Слушая это, Фэт печально опустил голову. Тогда Фил закрепил свой успех.

— Я прекрасно знаю, что ты не злой, — признал он. — Я знаю, что ты помогаешь бедным, что ты посылаешь чеки в благотворительные организации, что страдания детей и кошек вызывают у тебя слезы. Но это ничего не меняет в том, что касается твоей неспособности к сопереживанию.
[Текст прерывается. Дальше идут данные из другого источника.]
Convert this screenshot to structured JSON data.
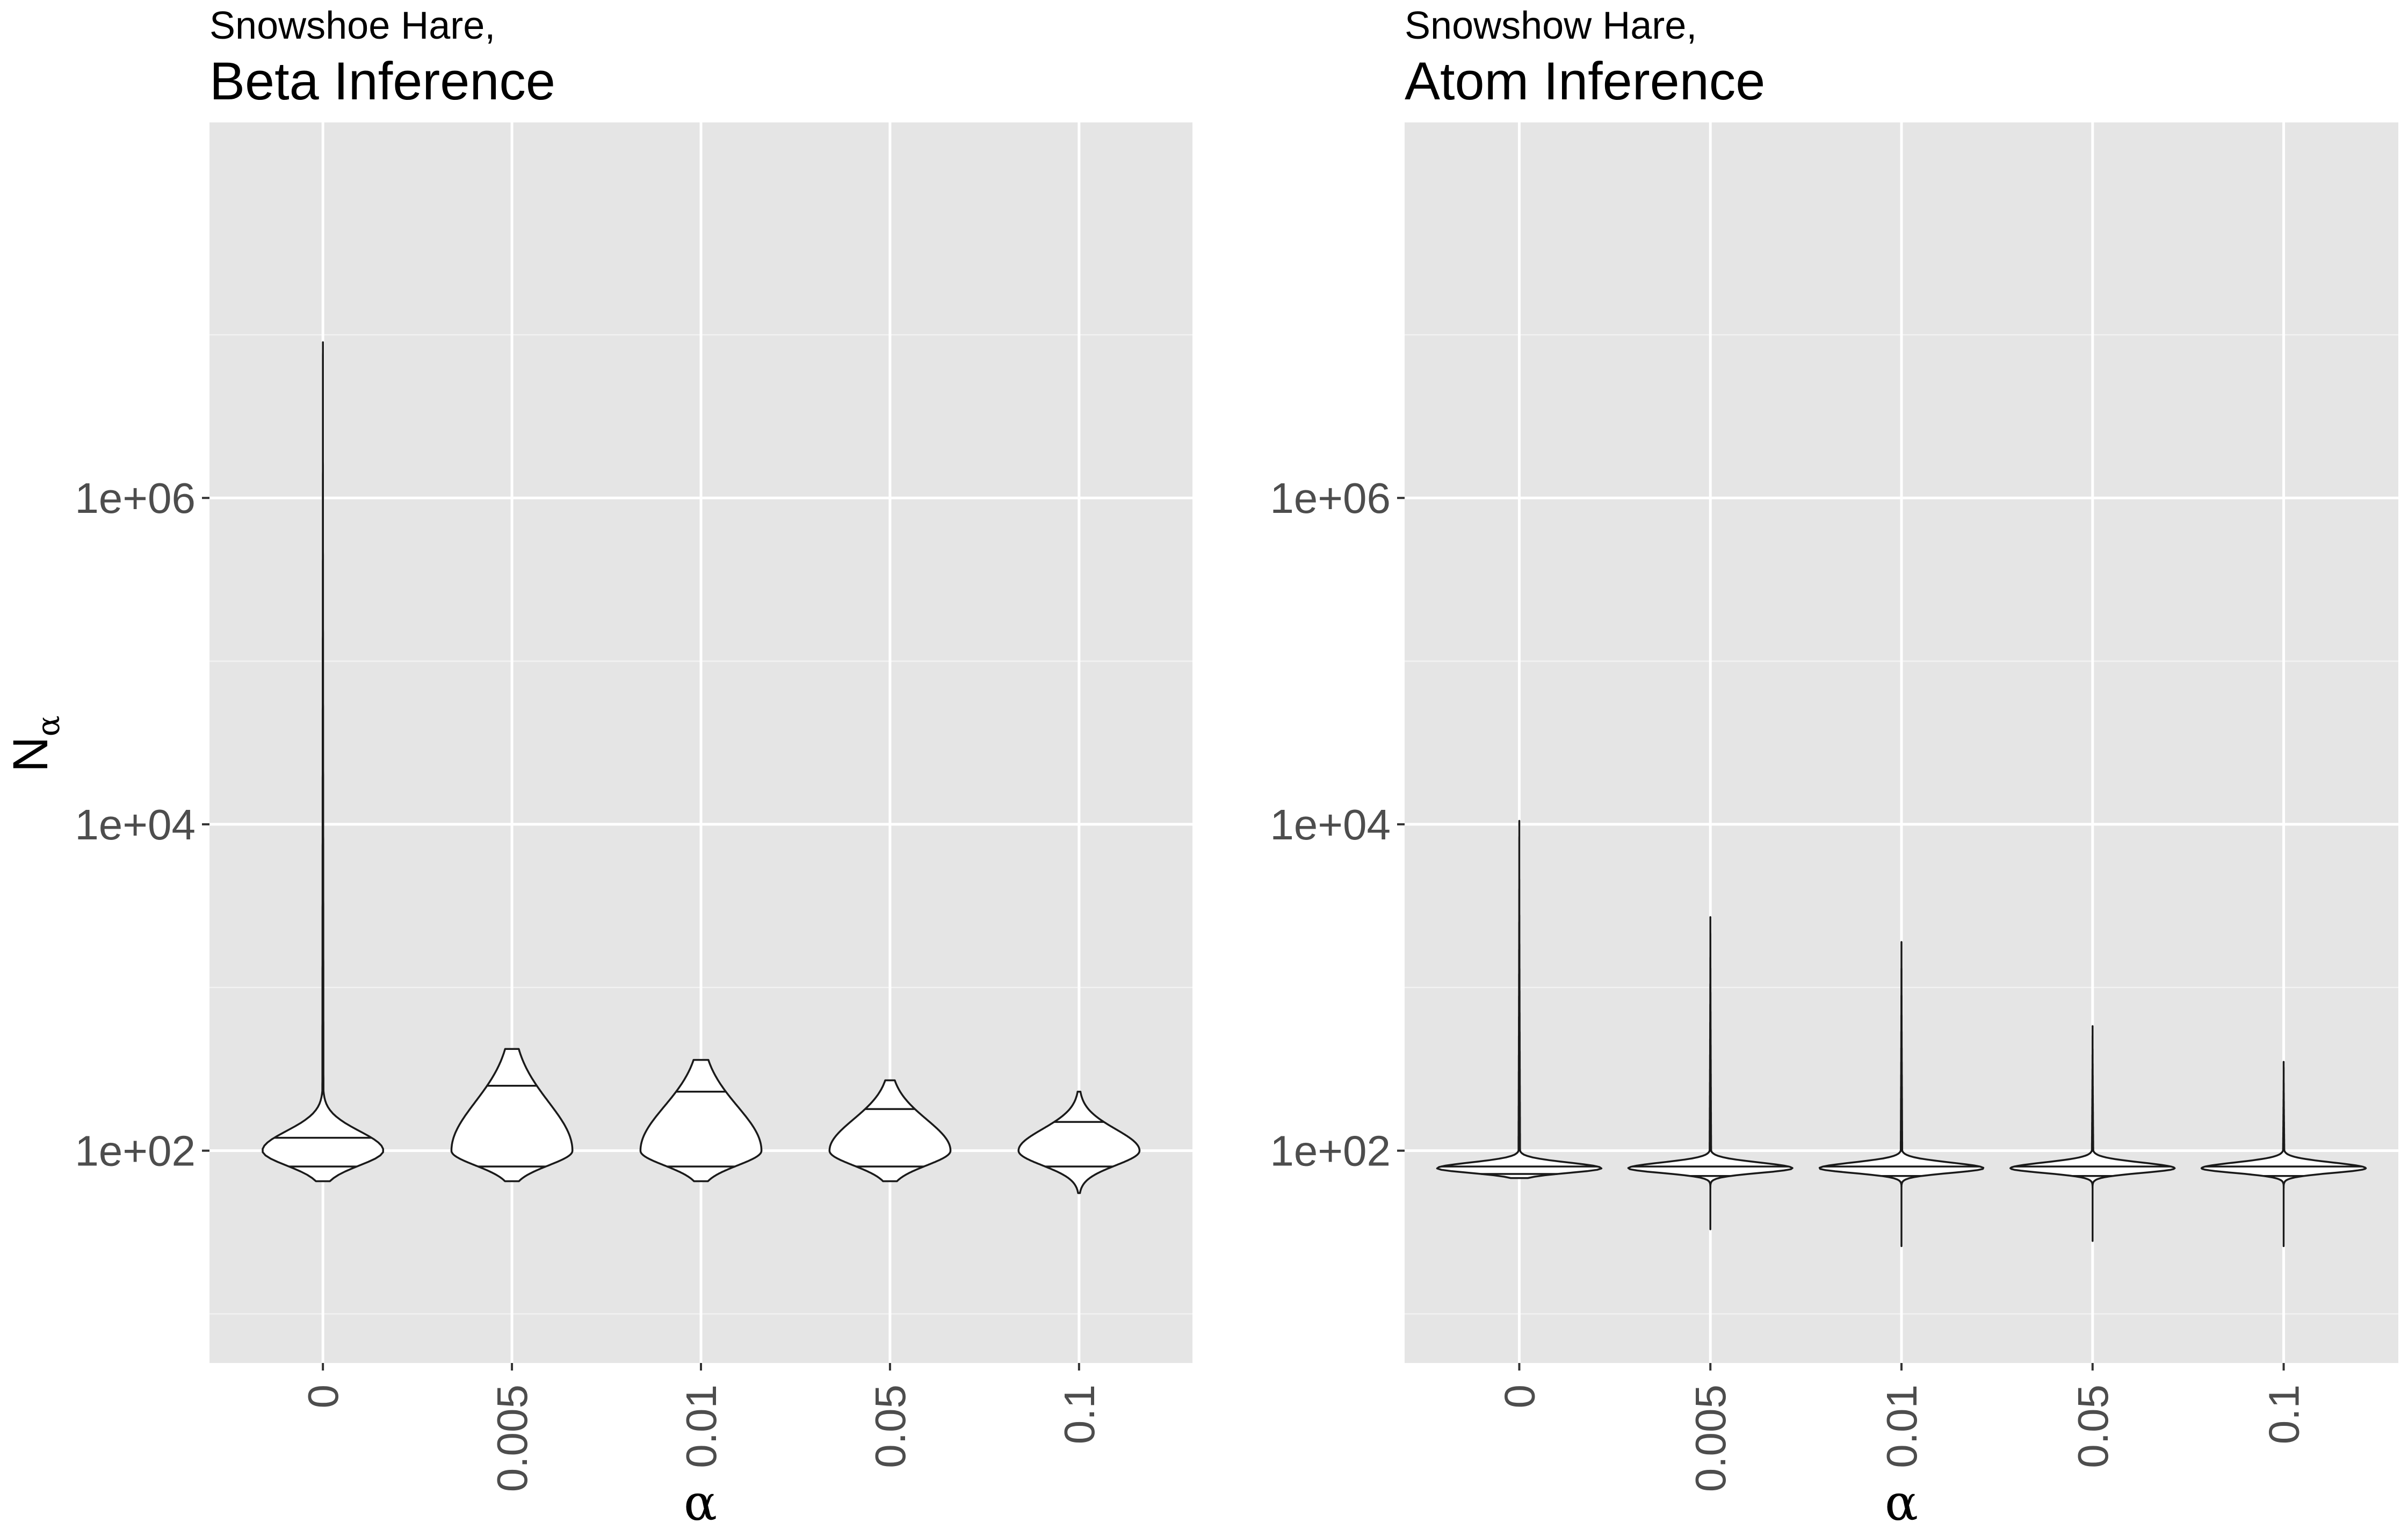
{
  "colors": {
    "panel_background": "#e5e5e5",
    "grid_major": "#ffffff",
    "grid_minor": "#f2f2f2",
    "violin_fill": "#ffffff",
    "violin_stroke": "#1a1a1a",
    "tick_text": "#4d4d4d"
  },
  "chart_data": [
    {
      "type": "violin",
      "subtitle": "Snowshoe Hare,",
      "title": "Beta Inference",
      "xlabel": "α",
      "ylabel": "N",
      "ylabel_subscript": "α",
      "y_scale": "log10",
      "ylim": [
        5,
        200000000
      ],
      "y_ticks": [
        100,
        10000,
        1000000
      ],
      "y_tick_labels": [
        "1e+02",
        "1e+04",
        "1e+06"
      ],
      "y_minor_ticks": [
        10,
        1000,
        100000,
        10000000
      ],
      "categories": [
        "0",
        "0.005",
        "0.01",
        "0.05",
        "0.1"
      ],
      "violins": [
        {
          "category": "0",
          "min": 65,
          "max": 9000000,
          "q1": 80,
          "q3": 120,
          "peak": 100
        },
        {
          "category": "0.005",
          "min": 65,
          "max": 420,
          "q1": 80,
          "q3": 250,
          "peak": 100
        },
        {
          "category": "0.01",
          "min": 65,
          "max": 360,
          "q1": 80,
          "q3": 230,
          "peak": 100
        },
        {
          "category": "0.05",
          "min": 65,
          "max": 270,
          "q1": 80,
          "q3": 180,
          "peak": 100
        },
        {
          "category": "0.1",
          "min": 55,
          "max": 230,
          "q1": 80,
          "q3": 150,
          "peak": 100
        }
      ]
    },
    {
      "type": "violin",
      "subtitle": "Snowshow Hare,",
      "title": "Atom Inference",
      "xlabel": "α",
      "ylabel": "",
      "y_scale": "log10",
      "ylim": [
        5,
        200000000
      ],
      "y_ticks": [
        100,
        10000,
        1000000
      ],
      "y_tick_labels": [
        "1e+02",
        "1e+04",
        "1e+06"
      ],
      "y_minor_ticks": [
        10,
        1000,
        100000,
        10000000
      ],
      "categories": [
        "0",
        "0.005",
        "0.01",
        "0.05",
        "0.1"
      ],
      "violins": [
        {
          "category": "0",
          "min": 68,
          "max": 10500,
          "q1": 72,
          "q3": 80,
          "peak": 78
        },
        {
          "category": "0.005",
          "min": 33,
          "max": 2700,
          "q1": 70,
          "q3": 80,
          "peak": 78
        },
        {
          "category": "0.01",
          "min": 26,
          "max": 1900,
          "q1": 70,
          "q3": 80,
          "peak": 78
        },
        {
          "category": "0.05",
          "min": 28,
          "max": 580,
          "q1": 70,
          "q3": 80,
          "peak": 78
        },
        {
          "category": "0.1",
          "min": 26,
          "max": 350,
          "q1": 70,
          "q3": 80,
          "peak": 78
        }
      ]
    }
  ]
}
Напрасно ты жаждешь этого и об этом молишь, мир другого человека доступен тебе не больше, чем реальный мир, воспринимаемый чувствами, настоящая жизнь, от которой тебя продолжает отделять непроницаемое стекло. Это и есть смертельный грех, и это даже не твоя вина. Ты скорее жертва, чем преступник. Грех — это не моральный выбор, а болезнь духа, из-за которой человек обречен на общение с самим собой, и поэтому повторение было бесконечным. Тебя поразила эта болезнь, ты привязан к своему дому и заперт в лабиринте собственного мозга. Ты не слышишь, никогда не слышал и никогда не услышишь ничего другого, кроме пленок, на которых записан твой собственный голос. Не строй иллюзий, именно ее ты и слышишь в настоящий момент. Это твой собственный голос говорит с тобой. Иногда ты позволяешь себя дурачить, потому что, чтобы выносить самого себя, этот голос научился противоречить себе от имени других, пользоваться собой как эхом, устраивать разговоры чревовещателя. Но в реальности ты один, как Палмер Элдрич в мире, который он опустошил и чьи обитатели имели все его стигматы. Или как Никсон в Овальном кабинете, напичканном аппаратурой, которая включается, стоит ему лишь выругаться. Но президенту в определенном смысле повезло: его заставили выдать пленки, прослушали их, а затем выгнали его из бункера. Тебе такой услуги никто не окажет. Ты сможешь спокойно слушать пленку до конца своих дней, спорить сам с собой и в конце концов признавать себя правым.

— Это то, что ты называешь признанием моей правоты?

— Да, именно это. Впрочем, ты прав. В любом случае, ты не можешь доказать себе, что ты ошибаешься. Никто не может тебе это доказать. Вся твоя система покоится на этих умозаключениях, не обязательно правильных, но логически неопровержимых, это называется софистикой. В данном случае это означает: «Возможно, я не пророк, но в таком случае Исайя тоже им не является. Возможно, я путаю урчание в моем подсознании с голосом Бога, но данное возражение также действительно и для апостола Павла. Во имя чего, с помощью какого знания ты сможешь отличить, Фил, свет, что ослепил идущего в Дамаск, от того, что я видел весной 1974 года в своей квартире в Фуллертоне, округ Оранж? Я не могу утверждать, что ты не прав в том, что не веришь мне, но я не сомневаюсь: ты бы никогда не поверил апостолу Павлу. Ты бы пожал плечами, и завел бы разговор об эпилепсии или о сумасшествии, как многие благочестивые евреи или образованные греки». Ладно, мне нечего возразить тебе. Мне также нечего возразить экологам, которые, если я нахожу нелепым признание за деревьями и животными тех же юридических прав, что и за человеком, отвечают, что в свое время признание подобных прав за женщинами и неграми также казалось нелепым. Мне нечего возразить людям, которые, осознав, что современные технологии показались бы нашим предкам магией, вынуждают меня признать, что все кажущееся нам теперь необъяснимым, смущающим, о чем ты так хорошо говоришь и что я отметаю, как пыль веником, однажды станет частью научного знания. Тот, кто сегодня отрицает возможность внечувственного восприятия, в другую эпоху осудил бы Галилея. Лично я в этом сомневаюсь, но это ничего не меняет, поэтому я умолкаю.